Specific objects can be saved using "save" and loaded with "load". An example:
> save(chips,file="myRsave.RData") # saves the object "chips"
> rm(list = ls()) # removes ALL objects!
> chips # Error again
> load(file="myRsave.RData")
> chips # true again now.
Plotting
Plotting is really easy to get started with, though difficult to understand fully because the details can be complex.

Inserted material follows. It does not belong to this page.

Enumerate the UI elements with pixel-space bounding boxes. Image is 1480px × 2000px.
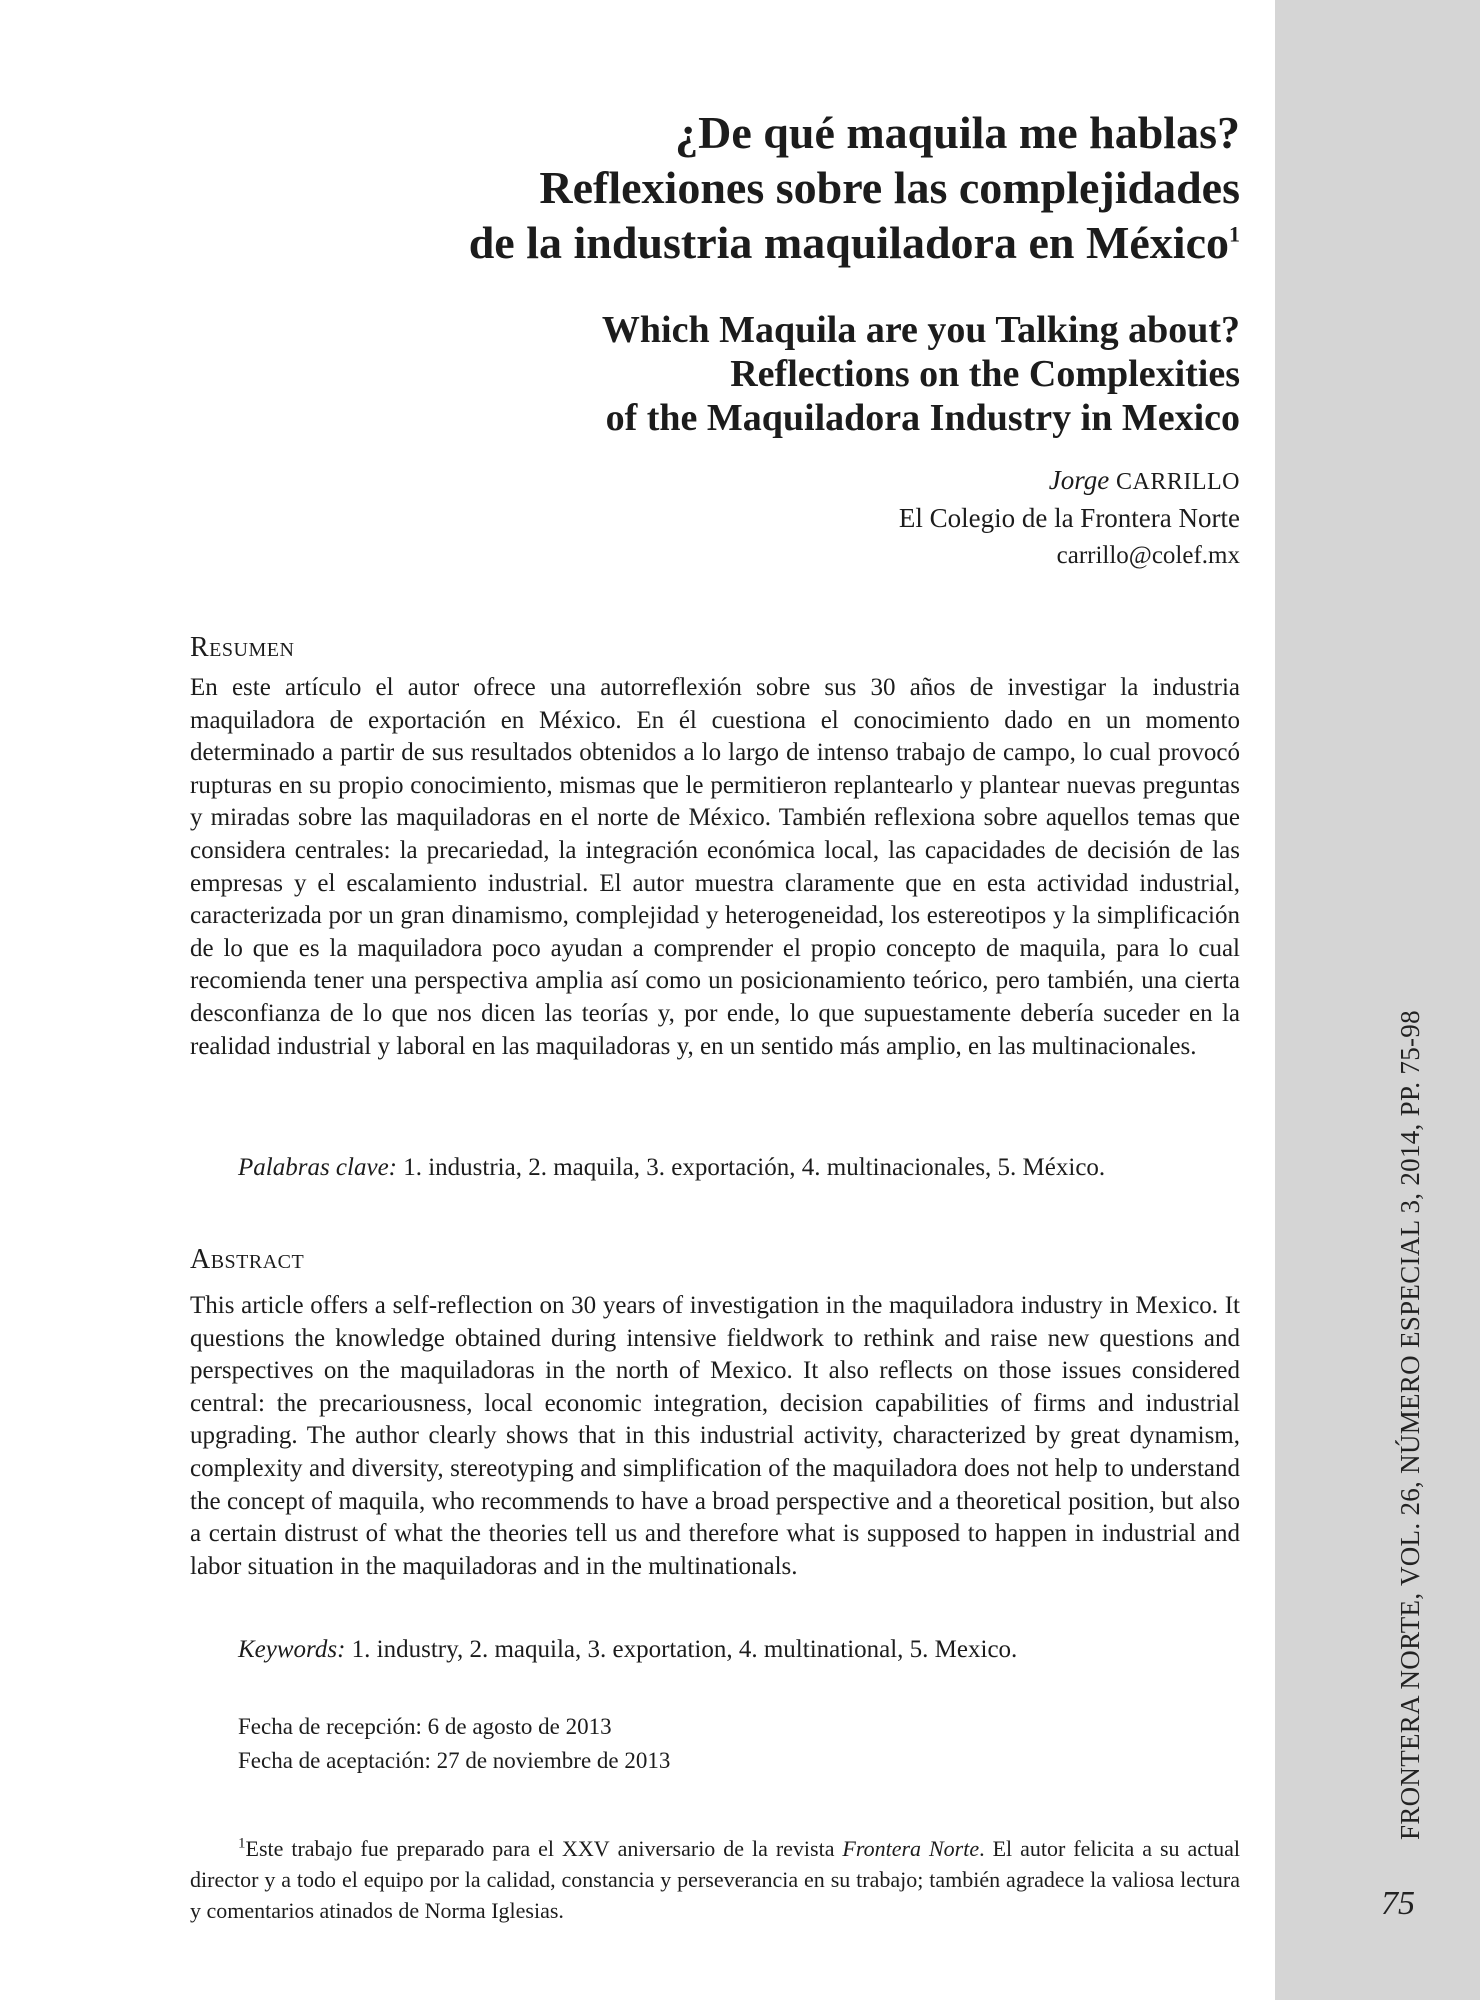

To plot "scatterplot" or line style, "plot(x,y)" is enough. Most objects that you'd want to plot have their own special version of plot. Using the in built vector dataset "islands", a histogram is plotted by:
> plot(hist(islands))
(See what this plotted by:
> islands
)
There are many graphical options to make pretty graphs. see "?par" and "?plot" for full details. Some examples are:
> x <- seq(0,10,by=0.1)
> plot(x,exp(x),xlab="X label", ylab="Y label", main="Main title",type="l") # Line graph
> plot(x,exp(x),xlab="X label", ylab="Y label",log="y") # logarithmic y axis
Random numbers and distributions
"
There is way too much here for now, but everything you might want is available. See 8. Probability Distributions in the reference. The problem sheets take you through "sample" and in Sheet 4 you use distributions. As a start, the uniform distribution is *unif, the normal is *norm, and the binomial is *binom, where * is r for random numbers, p for the probability distribution, etc: see for example
> ?runif.
> runif(20,0,5) # Uniform distribution between 0 and 5
> rbinom(20,10,0.1) # binomial distribution, size parameter 10 and probability 1
> x<-1:10
> plot(x,dbinom(x,10,0.1))
Other sections particularly worth looking over are 1.10 Commands in a script, 7. Reading data.